Subject-verb agreement is a fundamental rule of grammar that is often overlooked or misunderstood. It refers to the relationship between the subject and the verb in a sentence, which must agree in terms of number and person. In other words, a singular subject requires a singular verb, while a plural subject requires a plural verb.
For example, consider the following sentence:
The cat jumps over the fence.
In this case, the subject is “cat,” which is singular. Therefore, the verb “jumps” must also be singular to agree with the subject. If we were to use a plural verb instead, such as “jump,” the sentence would be grammatically incorrect.
Similarly, consider the following sentence:
The cats jump over the fence.
In this case, the subject is “cats,” which is plural. Therefore, the verb “jump” must also be plural to agree with the subject. If we were to use a singular verb instead, such as “jumps,” the sentence would again be grammatically incorrect.
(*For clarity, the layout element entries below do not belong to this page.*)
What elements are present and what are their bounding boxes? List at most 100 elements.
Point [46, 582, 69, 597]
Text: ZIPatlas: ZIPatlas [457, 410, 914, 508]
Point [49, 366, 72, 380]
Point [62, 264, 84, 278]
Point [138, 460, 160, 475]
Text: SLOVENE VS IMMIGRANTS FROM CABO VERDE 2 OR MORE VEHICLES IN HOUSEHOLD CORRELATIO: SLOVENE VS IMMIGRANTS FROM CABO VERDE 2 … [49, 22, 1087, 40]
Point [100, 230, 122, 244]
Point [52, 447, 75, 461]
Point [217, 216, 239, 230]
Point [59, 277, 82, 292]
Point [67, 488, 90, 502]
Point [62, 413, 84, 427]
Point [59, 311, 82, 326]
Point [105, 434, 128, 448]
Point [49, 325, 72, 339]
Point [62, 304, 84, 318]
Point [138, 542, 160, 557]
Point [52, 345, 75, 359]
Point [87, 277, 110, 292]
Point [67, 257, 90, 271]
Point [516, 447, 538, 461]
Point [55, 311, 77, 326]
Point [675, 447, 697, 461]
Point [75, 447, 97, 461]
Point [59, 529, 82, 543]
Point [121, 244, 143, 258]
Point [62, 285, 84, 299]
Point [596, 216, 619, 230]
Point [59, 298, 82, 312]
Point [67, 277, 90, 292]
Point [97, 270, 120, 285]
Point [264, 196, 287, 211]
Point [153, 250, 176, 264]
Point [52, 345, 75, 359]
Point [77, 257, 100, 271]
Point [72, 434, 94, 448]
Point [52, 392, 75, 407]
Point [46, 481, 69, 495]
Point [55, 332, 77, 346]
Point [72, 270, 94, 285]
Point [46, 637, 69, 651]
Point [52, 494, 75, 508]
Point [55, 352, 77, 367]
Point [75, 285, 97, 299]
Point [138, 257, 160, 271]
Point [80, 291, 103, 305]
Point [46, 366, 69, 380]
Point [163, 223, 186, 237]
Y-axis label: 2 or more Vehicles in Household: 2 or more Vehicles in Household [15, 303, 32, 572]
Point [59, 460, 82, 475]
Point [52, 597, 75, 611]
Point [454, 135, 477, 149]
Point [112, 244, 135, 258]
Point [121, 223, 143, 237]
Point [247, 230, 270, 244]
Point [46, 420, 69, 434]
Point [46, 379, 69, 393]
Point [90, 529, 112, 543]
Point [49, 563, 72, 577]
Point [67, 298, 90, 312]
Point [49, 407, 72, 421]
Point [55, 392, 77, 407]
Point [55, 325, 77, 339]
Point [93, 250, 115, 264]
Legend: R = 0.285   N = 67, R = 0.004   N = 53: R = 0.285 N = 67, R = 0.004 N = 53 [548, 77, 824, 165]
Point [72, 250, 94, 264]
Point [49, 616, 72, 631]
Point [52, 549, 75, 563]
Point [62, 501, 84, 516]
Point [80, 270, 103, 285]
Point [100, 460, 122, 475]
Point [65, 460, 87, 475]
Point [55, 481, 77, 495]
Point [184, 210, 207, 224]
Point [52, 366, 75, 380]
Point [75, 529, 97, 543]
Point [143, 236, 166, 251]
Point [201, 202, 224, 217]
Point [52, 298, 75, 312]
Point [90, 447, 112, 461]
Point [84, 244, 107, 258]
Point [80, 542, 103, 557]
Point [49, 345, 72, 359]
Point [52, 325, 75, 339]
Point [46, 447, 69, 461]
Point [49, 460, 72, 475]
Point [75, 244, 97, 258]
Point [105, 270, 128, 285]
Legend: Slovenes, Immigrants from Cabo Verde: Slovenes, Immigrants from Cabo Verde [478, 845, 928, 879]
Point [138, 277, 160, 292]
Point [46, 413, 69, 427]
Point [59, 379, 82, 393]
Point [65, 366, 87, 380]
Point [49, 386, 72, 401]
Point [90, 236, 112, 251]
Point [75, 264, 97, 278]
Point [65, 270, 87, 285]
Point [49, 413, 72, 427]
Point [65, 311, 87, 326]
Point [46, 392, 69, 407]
Subject-verb agreement is important because it helps to ensure that sentences are clear, concise, and grammatically correct. When the subject and verb do not agree, it can create confusion for the reader or listener and detract from the overall quality of the writing.
In addition to number and person, subject-verb agreement can also be affected by other factors such as tense and voice. However, understanding the basic rule of agreement between subject and verb is a crucial first step in mastering this aspect of grammar.